RATIONAL
EMOTIVE THERAPY (RET)
Rational
Emotive Therapy (terapi rasional emotif) adalah sistem psikoterapi yang
mengajari individu bagaimana sistem keyakinannya menentukan yang dirasakan dan
dilakukannya pada berbagai peristiwa dalam kehidupan. Penekanan terapi ini pada
cara berpikir mempengaruhi perasaan, sehingga termasuk dalam terapi kognitif. Rational Emotive Therapy atau Teori Rasional
Emotif mulai dikembangan di Amerika pada tahun 1960-an oleh Albert Ellis,
seorang Doktor dan Ahli dalam Psikologi Terapeutik yang juga seorang
eksistensialis dan juga seorang Neo Freudian. Teori ini dikembangkanya ketika
ia dalam praktek terapi mendapatkan bahwa sistem psikoanalisis ini mempunyai
kelemahan-kelemahan secara teoritis. Teori Rasional Emotif ini merupakan
sintesis baru dari Behavior Therapy
yang klasik (termasuk Skinnerian Reinforcement dan Wolpein Systematic Desensitization). Rational Emotive Therapy menolak pandangan aliran psikoanalisis
yang berpandangan bahwa peristiwa dan pengalaman individu menyebabkan
terjadinya gangguan emosional. Menurut Ellis, bukanlah pengalaman atau
peristiwa eksternal yang menimbulkan emosional, akan tetapi tergantung kepada
pemahaman yang diberikan terhadap peristiwa atau pengalaman itu. Gangguan emosi
terjadi disebabkan pikiran-pikiran seorang yang bersifat irrasional terhadap
peristiwa dan pengalaman yang dilaluinya.
1.
Konsep
Utama Rational Emotive Therapy
Rational
emotive therapy adalah aliran psikoterapi yang berlandaskan
asumsi bahwa manusia dilahirkan dengan potensi, baik untuk berfikir rasional
dan jujur maupun untuk berfikir irasional dan jahat. RET menekankan bahwa
manusia berfikir, beremosi, dan bertindak secara stimultan. Jarang manusia
beremosi tanpa berfikir, sebab perasaan-perasaan biasanya dicetuskan oleh
persepsi atas suatu situasi yang spesifik. Ellis menyatakan bahwa bila
individu-individu tidak dikondisikan untuk berfikir dan merasa dengan cara
tertentu, maka mereka cenderung untuk bertingkah laku dengan cara demikian
meskipun mereka menyadari bahwa tingkah laku mereka itu menolak atau meniadakan
diri.
2.
Fungsi
dan Peranan Terapis
Terapis
memiliki tugas khusus, yaitu, Langkah pertama adalah menunjukan kepada klien
bahwa mereka telah menggunakan banyak hal yang “seharusnya” irasional. Langkah
kedua terapis membawa klien melampaui tahap kesadaran. Langkah ketiga, menolong
mereka memodifikasi pikiran mereka dan meninggalkan ide mereka yang irasional.
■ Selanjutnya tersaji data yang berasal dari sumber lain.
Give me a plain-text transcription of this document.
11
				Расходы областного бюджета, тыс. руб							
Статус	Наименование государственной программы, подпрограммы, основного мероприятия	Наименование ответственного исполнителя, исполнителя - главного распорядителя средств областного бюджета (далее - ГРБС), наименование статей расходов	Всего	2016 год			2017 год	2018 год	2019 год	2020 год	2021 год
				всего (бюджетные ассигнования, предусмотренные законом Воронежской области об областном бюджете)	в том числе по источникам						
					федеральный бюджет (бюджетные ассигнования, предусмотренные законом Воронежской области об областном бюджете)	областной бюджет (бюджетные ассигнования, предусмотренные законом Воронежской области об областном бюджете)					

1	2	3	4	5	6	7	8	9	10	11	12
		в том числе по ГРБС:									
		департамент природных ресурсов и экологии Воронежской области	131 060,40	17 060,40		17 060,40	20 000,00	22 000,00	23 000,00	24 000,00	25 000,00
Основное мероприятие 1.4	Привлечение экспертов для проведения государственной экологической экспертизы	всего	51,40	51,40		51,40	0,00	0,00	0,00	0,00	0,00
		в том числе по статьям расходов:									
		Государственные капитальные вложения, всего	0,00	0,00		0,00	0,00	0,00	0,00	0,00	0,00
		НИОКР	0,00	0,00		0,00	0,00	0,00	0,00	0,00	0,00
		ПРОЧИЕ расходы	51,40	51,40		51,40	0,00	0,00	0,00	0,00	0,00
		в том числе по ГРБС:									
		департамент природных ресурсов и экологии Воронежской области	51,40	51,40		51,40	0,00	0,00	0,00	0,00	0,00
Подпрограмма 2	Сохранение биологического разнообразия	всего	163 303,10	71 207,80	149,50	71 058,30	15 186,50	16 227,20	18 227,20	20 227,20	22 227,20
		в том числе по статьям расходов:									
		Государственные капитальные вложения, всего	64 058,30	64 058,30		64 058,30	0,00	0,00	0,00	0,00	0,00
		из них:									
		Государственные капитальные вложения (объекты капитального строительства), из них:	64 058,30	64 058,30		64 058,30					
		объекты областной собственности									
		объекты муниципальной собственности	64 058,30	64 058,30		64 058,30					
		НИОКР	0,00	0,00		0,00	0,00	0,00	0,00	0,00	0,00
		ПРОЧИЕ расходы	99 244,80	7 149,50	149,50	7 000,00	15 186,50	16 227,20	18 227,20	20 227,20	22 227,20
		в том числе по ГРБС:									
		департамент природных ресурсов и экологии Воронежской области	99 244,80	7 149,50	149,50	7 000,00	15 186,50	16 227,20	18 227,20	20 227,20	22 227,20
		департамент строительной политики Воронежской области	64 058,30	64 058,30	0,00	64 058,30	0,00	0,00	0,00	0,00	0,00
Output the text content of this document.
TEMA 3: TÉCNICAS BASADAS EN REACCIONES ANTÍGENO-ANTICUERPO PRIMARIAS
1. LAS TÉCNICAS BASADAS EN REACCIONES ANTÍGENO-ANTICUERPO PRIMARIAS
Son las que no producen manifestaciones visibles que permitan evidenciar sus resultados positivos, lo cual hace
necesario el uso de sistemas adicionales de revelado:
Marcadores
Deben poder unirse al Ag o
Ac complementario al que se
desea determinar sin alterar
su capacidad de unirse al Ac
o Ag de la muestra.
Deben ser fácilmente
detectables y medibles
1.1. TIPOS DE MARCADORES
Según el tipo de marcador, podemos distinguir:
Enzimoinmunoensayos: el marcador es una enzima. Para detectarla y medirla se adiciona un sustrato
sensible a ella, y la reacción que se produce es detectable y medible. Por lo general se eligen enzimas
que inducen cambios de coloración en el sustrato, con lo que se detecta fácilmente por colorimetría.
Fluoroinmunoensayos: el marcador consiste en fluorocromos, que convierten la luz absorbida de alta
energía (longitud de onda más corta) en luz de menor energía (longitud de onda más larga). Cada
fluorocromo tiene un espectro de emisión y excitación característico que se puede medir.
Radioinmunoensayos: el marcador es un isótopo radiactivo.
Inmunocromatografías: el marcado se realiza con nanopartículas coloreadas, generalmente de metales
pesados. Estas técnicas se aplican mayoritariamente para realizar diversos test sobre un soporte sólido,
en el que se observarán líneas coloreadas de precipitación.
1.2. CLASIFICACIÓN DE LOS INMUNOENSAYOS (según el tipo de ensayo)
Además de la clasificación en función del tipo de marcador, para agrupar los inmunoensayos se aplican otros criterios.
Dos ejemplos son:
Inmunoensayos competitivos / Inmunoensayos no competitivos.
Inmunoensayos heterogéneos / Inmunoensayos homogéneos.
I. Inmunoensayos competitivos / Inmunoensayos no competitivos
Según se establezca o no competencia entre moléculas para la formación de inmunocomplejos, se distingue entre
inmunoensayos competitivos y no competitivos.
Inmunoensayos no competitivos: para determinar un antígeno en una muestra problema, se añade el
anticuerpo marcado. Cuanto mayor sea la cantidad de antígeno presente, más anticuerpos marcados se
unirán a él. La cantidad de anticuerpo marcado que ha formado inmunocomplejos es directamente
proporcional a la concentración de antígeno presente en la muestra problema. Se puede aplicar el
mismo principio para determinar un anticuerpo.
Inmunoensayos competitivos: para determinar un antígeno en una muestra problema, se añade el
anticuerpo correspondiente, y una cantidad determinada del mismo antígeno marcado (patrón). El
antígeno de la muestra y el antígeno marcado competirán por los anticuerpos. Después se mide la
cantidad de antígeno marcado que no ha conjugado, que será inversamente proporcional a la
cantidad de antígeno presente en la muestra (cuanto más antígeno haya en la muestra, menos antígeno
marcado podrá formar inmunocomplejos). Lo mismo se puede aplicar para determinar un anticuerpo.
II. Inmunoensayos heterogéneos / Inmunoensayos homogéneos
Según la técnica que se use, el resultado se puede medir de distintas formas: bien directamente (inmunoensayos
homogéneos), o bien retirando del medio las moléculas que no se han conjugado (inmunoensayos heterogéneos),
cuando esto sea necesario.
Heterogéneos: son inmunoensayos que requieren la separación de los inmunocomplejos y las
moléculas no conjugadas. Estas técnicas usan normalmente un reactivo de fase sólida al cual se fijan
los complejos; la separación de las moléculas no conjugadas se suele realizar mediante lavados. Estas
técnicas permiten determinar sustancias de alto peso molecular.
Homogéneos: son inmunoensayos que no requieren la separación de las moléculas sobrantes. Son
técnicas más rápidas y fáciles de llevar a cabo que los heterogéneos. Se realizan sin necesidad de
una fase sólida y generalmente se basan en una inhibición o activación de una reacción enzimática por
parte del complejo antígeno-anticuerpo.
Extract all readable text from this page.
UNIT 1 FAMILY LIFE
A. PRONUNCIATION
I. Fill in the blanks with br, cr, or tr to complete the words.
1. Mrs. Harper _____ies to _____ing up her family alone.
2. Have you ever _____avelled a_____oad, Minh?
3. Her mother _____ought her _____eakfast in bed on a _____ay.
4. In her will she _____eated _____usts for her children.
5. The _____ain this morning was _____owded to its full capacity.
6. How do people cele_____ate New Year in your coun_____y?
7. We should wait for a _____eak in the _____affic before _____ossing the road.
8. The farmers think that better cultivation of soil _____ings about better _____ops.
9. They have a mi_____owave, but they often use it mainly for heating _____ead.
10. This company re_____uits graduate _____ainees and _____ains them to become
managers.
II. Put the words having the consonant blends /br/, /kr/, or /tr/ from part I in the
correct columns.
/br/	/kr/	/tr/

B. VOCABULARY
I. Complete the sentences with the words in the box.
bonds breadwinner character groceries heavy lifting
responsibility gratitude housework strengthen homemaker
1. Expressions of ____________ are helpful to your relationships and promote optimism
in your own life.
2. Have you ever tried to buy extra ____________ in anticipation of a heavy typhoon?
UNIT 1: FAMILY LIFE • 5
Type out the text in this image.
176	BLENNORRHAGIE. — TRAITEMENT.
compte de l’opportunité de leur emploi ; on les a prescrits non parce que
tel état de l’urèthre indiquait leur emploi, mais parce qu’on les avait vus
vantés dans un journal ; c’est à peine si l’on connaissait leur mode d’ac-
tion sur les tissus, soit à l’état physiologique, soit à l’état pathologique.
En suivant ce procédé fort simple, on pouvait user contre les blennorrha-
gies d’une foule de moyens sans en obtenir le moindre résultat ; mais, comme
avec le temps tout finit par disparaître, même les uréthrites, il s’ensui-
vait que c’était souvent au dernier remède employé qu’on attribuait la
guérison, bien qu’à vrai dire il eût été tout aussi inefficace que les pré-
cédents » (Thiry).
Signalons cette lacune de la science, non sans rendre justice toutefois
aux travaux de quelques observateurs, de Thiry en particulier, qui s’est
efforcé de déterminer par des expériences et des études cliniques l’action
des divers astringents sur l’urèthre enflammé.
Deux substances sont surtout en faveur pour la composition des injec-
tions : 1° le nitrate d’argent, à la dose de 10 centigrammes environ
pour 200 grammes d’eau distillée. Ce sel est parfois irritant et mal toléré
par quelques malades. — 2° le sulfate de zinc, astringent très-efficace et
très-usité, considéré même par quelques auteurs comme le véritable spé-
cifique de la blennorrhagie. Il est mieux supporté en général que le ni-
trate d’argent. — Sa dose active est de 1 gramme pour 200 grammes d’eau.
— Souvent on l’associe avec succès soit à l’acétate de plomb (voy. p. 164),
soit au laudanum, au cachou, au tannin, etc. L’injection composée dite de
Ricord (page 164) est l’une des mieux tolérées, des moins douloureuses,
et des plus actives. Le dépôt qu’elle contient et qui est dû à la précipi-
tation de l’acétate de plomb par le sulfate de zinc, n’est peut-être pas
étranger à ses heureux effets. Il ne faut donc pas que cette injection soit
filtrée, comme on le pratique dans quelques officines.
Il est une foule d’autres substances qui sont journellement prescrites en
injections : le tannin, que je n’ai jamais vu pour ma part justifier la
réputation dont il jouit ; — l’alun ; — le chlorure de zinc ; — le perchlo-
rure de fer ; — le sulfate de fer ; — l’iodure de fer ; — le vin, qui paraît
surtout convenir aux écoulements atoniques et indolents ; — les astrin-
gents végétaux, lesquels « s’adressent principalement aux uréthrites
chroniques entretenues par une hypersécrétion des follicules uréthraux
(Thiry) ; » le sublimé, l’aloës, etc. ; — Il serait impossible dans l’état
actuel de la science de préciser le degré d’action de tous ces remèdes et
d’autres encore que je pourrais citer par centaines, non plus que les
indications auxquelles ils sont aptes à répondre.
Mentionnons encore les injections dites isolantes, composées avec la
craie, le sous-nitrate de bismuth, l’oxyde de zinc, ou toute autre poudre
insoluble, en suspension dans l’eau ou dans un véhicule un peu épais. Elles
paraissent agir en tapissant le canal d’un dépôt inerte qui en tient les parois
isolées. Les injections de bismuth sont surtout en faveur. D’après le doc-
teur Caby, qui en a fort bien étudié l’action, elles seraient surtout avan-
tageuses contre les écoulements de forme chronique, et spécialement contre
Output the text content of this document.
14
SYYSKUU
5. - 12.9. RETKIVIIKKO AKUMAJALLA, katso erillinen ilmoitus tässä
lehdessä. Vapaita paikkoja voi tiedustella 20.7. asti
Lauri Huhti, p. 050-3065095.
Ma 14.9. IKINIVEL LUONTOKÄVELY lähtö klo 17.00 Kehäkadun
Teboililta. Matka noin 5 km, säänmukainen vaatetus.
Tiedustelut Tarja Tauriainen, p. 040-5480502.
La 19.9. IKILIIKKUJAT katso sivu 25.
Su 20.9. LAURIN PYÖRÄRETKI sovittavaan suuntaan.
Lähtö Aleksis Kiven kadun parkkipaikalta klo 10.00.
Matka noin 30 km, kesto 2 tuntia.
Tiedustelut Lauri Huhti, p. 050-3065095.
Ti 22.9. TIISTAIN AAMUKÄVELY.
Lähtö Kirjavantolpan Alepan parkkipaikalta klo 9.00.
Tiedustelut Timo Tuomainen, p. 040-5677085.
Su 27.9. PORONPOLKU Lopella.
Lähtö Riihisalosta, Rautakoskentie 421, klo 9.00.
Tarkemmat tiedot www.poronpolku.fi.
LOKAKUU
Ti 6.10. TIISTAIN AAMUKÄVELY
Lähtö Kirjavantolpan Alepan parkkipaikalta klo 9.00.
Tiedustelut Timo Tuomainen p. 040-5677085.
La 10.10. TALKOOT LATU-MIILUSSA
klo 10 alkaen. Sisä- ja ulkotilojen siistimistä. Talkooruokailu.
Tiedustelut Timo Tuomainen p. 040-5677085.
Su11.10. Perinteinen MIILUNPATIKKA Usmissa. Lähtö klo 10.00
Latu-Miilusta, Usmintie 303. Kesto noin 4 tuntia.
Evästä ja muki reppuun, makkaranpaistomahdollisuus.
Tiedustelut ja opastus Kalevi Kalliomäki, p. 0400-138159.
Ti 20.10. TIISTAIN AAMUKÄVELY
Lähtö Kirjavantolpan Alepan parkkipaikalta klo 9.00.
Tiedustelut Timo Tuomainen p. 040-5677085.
Keempat yaitu menantang klien untuk mengembangkan falsafah hidup yang rasional
sehingga di masa depan mereka bisa menghindari diri untuk tidak menjadi korban
dari keyakinan irasional yang lain.
3.
Tujuan
Rational Emotive Therapy
Ellis
mengatakan tujuan utama terapi ini adalah untuk membantu individu-individu
menanggulangi problem-problem perilaku dan emosi mereka untuk membawa
mereka kekehidupan yang lebih bahagia, lebih sehat, dan lebih terpenuhi. Secara
sederhana dan umum tujuan terapi ini adalah membantu klien untuk membebaskan diri
dari gagasan-gagasan yang tidak logis dan untuk belajar gagasan-gagasan yang
logis serta realisitik sebagai penggantinya. Secara terperinci terapi ini
bertujuan untuk:
1. Memperbaiki dan mengubah segala
perilaku dan keyakinan serta pandangan yang irasional dan tidak logis menjadi
rasional dan logis agar klien dapat mengembangkan dirinya.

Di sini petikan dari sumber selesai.